Suddenly Madeline’s passing curiosity twinged into a sharp longing to have lived here; to have known her grandmother beyond her fleeting childhood memories. When she was little, Wài Pó would come to their house in Newport Beach. She would make dumplings for lunch. Then 外婆 would take her to the nearby park, her hand clutching Madeline’s.

But then she started fading from their lives. Mā wanted Wài Pó to sell her house and move in with them; Wài Pó refused. She turned down holidays. Mā tried calling her, but she would rarely answer. When Madeline was eleven, she watched a pixelated, pirated version of the movie that won her grandmother her Oscar, Fortune’s Eye , where Wài Pó played a Chinese American woman looking for her brother in the gold rush. The camera work was jarring, the music brassy and melodramatic, but still her grandmother was captivating in every scene. It felt strange, unauthorized almost, to witness the younger, animated version of the person who now shut them out. Madeline never mentioned it to anyone; no one ever brought that movie up.

“The first matters are of her finances,” the lawyer said, bringing Madeline back to the present. Her mother leaned forward. “To her daughters: Yin Chen, Lucille Wang, and Yin Zi-Meng, Renata Yin-Lowell—she intends to distribute a sum of forty thousand dollars to be divided as the two beneficiaries see fit.”
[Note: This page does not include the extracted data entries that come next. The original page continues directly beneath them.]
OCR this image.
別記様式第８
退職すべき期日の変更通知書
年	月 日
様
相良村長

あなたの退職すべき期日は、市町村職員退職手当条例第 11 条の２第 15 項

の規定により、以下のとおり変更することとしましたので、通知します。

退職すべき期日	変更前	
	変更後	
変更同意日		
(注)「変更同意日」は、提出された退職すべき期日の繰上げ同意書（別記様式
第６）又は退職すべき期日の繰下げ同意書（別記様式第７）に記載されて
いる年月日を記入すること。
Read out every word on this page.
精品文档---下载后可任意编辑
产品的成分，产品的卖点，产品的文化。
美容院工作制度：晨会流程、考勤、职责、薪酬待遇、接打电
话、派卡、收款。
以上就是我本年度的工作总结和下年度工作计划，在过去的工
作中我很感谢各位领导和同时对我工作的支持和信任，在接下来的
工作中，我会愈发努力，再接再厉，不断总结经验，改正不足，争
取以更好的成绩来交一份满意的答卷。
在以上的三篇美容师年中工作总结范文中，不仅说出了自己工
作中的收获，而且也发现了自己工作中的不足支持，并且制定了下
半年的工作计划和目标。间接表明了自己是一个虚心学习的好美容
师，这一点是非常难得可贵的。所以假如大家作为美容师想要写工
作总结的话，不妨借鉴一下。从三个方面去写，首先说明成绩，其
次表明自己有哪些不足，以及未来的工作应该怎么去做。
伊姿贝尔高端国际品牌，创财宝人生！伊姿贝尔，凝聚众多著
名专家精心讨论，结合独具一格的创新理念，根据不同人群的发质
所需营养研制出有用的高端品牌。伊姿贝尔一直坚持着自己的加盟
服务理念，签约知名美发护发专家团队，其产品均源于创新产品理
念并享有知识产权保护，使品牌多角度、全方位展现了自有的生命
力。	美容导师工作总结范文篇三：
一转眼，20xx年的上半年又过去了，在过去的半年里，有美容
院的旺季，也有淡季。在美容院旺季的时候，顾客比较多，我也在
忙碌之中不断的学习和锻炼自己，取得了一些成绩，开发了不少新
Madeline watched Mā’s glance dart down the table at Aunt Rennie. “That’s—” She swallowed her words. “Forty thousand?” she said, in hoarse Mandarin. Aunt Rennie was frozen. And then, almost immediately, Mā’s shock folded shut. “There must be a mistake,” she said in English.

The girl across from Madeline just watched, her expression flickering with scorn. Madeline felt jarred by Mā’s outburst. It still was a substantial figure. Madeline wanted to melt into the floor. How much money had they been expecting, exactly?

But then again, if her grandmother lived in this place, shouldn’t she have had more?

Mā was still bewildered. “This is the entirety of her inheritance? What about her accounts? Her investments?”

“This was all decided on,” the lawyer said. “The monetary inheritance. And for the next—”

“We’re not done here. Where’s the rest?”

“Let him finish, will you?” Elaine Deng finally spoke up.

Mā’s glance cut over to the woman across the table. “I’m sorting out my family matters.”

Elaine said nothing more but smiled, spitefully polite. Aunt Rennie reached out a hand. “It’s okay,” she said softly, sounding unsure herself. “There’s the house.”

“Which leads us to the next clause,” the lawyer said. “The estate.” He shifted in his chair and looked, not at Mā, not at Madeline’s side of the table, but to the two people seated across from them. “Vivian Yin has decided that upon her death, the ownership of this estate and all its matters will hereby be transferred to Elaine Deng.”